Parse options affect accuracy, cost, and speed. The following scenarios highlight when to use specific configurations.

Handling handwriting or small text

  • Use Agentic OCR.
  • Best for: forms, signatures, handwritten notes.
  • Tradeoff: slightly higher cost and latency in exchange for higher accuracy.

Working with non-Germanic languages

  • Use the Multilingual OCR system.
  • Needed for: languages outside English, Spanish, Italian, Portuguese, French, or German.
  • Also improves parsing of Unicode and special characters.

Unexpected symbols in your output

  • Cause: metadata embeddings in PDFs may contain corrupted or hidden text.
  • Fix: switch to OCR extraction mode.
  • Avoid: Hybrid or Metadata extraction modes unless you are sure the metadata is reliable.

Missing checkboxes or images

  • Enable experimental options in parse configs:
    • enable_checkboxes: Detects and returns checkboxes with True/False.
    • return_figure_images: Detects and returns figures in the document.
    • return_table_images: Detects and returns tables in the document.
URLs from return_figure_images and return_table_images expire in ~24 hours.
Download immediately if you need permanent storage.

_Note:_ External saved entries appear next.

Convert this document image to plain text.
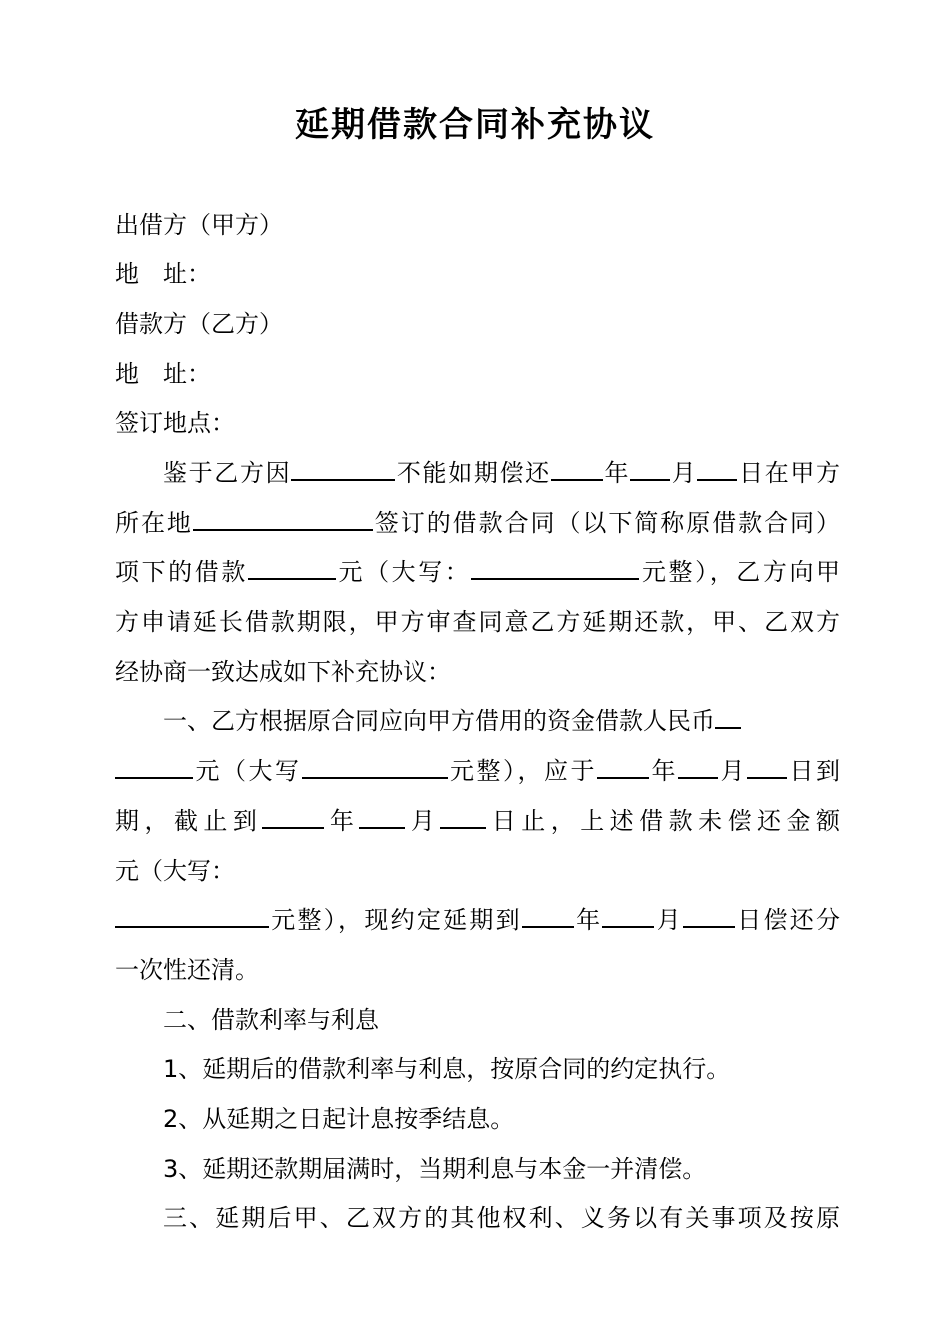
延期借款合同补充协议
出借方（甲方）
地　址：
借款方（乙方）
地　址：
签订地点：
鉴于乙方因	不能如期偿还 年 月 日在甲方
所在地	签订的借款合同（以下简称原借款合同）
项下的借款	元（大写：	元整），乙方向甲
方申请延长借款期限，甲方审查同意乙方延期还款，甲、乙双方
经协商一致达成如下补充协议：
一、乙方根据原合同应向甲方借用的资金借款人民币
元（大写	元整），应于 年 月 日到
期，截止到	年 月 日止，上述借款未偿还金额
元（大写：
元整），现约定延期到 年 月 日偿还分
一次性还清。
二、借款利率与利息
1、延期后的借款利率与利息，按原合同的约定执行。
2、从延期之日起计息按季结息。
3、延期还款期届满时，当期利息与本金一并清偿。
三、延期后甲、乙双方的其他权利、义务以有关事项及按原
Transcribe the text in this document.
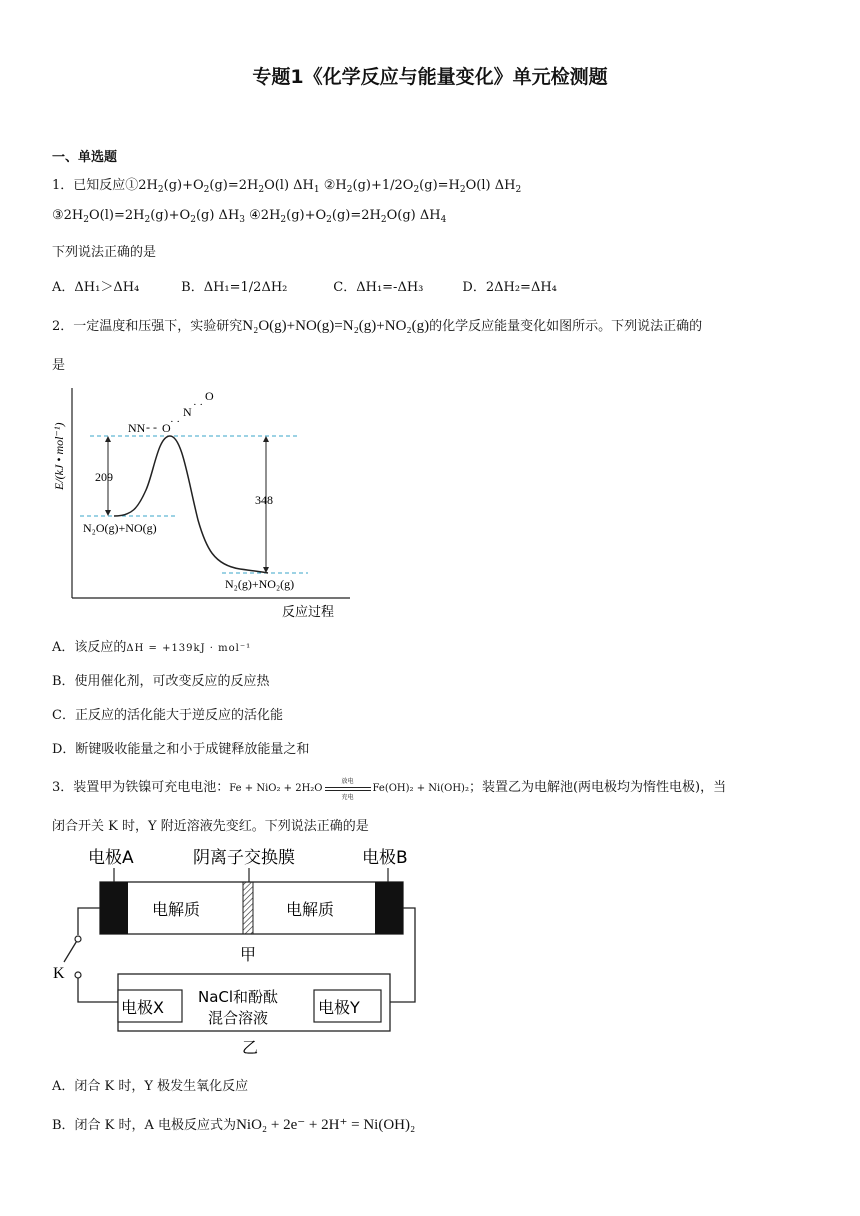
专题1《化学反应与能量变化》单元检测题
一、单选题
1．已知反应$①2H_2(g)+O_2(g)=2H_2O(l)$ $\Delta H_1$ $②H_2(g)+1/2O_2(g)=H_2O(l)$ $\Delta H_2$
$③2H_2O(l)=2H_2(g)+O_2(g)$ $\Delta H_3$ $④2H_2(g)+O_2(g)=2H_2O(g)$ $\Delta H_4$
下列说法正确的是
A．ΔH₁＞ΔH₄	B．ΔH₁=1/2ΔH₂	C．ΔH₁=-ΔH₃	D．2ΔH₂=ΔH₄
2．一定温度和压强下，实验研究N₂O(g)+NO(g)=N₂(g)+NO₂(g)的化学反应能量变化如图所示。下列说法正确的
是
E/(kJ • mol⁻¹)
反应过程
209
348
N₂O(g)+NO(g)
N₂(g)+NO₂(g)
NN - - O · ·
N · ·
O
A．该反应的ΔH = +139kJ · mol⁻¹
B．使用催化剂，可改变反应的反应热
C．正反应的活化能大于逆反应的活化能
D．断键吸收能量之和小于成键释放能量之和
3．装置甲为铁镍可充电电池：Fe + NiO₂ + 2H₂O
放电
充电
Fe(OH)₂ + Ni(OH)₂；装置乙为电解池(两电极均为惰性电极)，当
闭合开关 K 时，Y 附近溶液先变红。下列说法正确的是
电极A	阴离子交换膜	电极B
电解质	电解质
甲
K
电极X	电极Y
NaCl和酚酞
混合溶液
乙
A．闭合 K 时，Y 极发生氧化反应
B．闭合 K 时，A 电极反应式为NiO₂ + 2e⁻ + 2H⁺ = Ni(OH)₂
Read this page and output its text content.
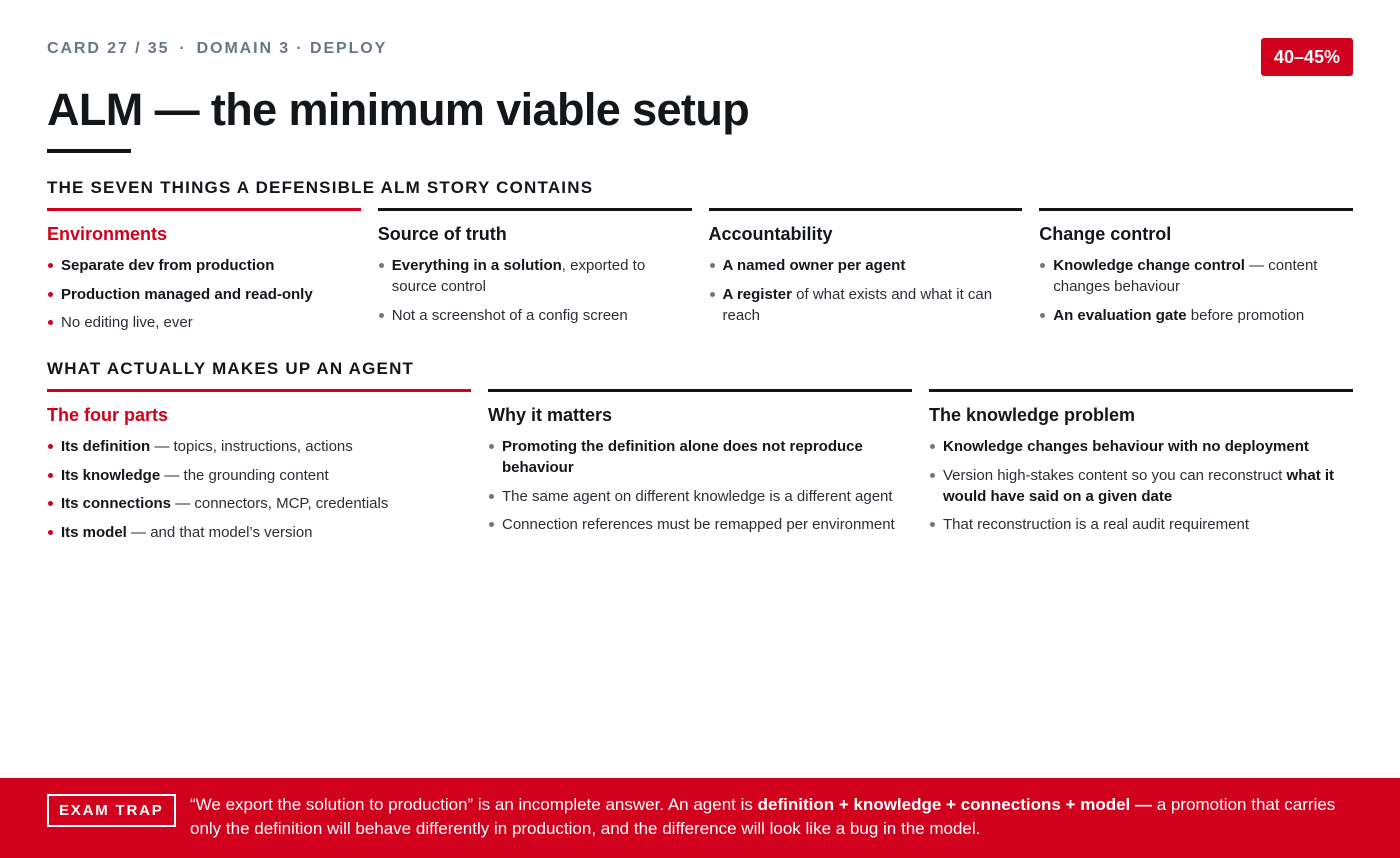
CARD 27 / 35 · DOMAIN 3 · DEPLOY	40–45%
ALM — the minimum viable setup
THE SEVEN THINGS A DEFENSIBLE ALM STORY CONTAINS
Environments
Separate dev from production
Production managed and read-only
No editing live, ever
Source of truth
Everything in a solution, exported to source control
Not a screenshot of a config screen
Accountability
A named owner per agent
A register of what exists and what it can reach
Change control
Knowledge change control — content changes behaviour
An evaluation gate before promotion
WHAT ACTUALLY MAKES UP AN AGENT
The four parts
Its definition — topics, instructions, actions
Its knowledge — the grounding content
Its connections — connectors, MCP, credentials
Its model — and that model’s version
Why it matters
Promoting the definition alone does not reproduce behaviour
The same agent on different knowledge is a different agent
Connection references must be remapped per environment
The knowledge problem
Knowledge changes behaviour with no deployment
Version high-stakes content so you can reconstruct what it would have said on a given date
That reconstruction is a real audit requirement
EXAM TRAP	“We export the solution to production” is an incomplete answer. An agent is definition + knowledge + connections + model — a promotion that carries only the definition will behave differently in production, and the difference will look like a bug in the model.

Complex tables causing problems?

  • Option 1: Enrich with table mode
    • Enable enrich_mode with table.
    • Add prompts to guide how rows and columns should align.
  • Option 2: AI JSON format
Only three configurations change outputs for spreadsheets:
  • include_color_information: adds Excel cell color details with LaTeX to the parse output.
  • spreadsheet_table_clustering: splits up individual tables inside of multi-table spreadsheets.
  • large_table_chunking: splits very large tables into smaller, manageable chunks for downstream processing.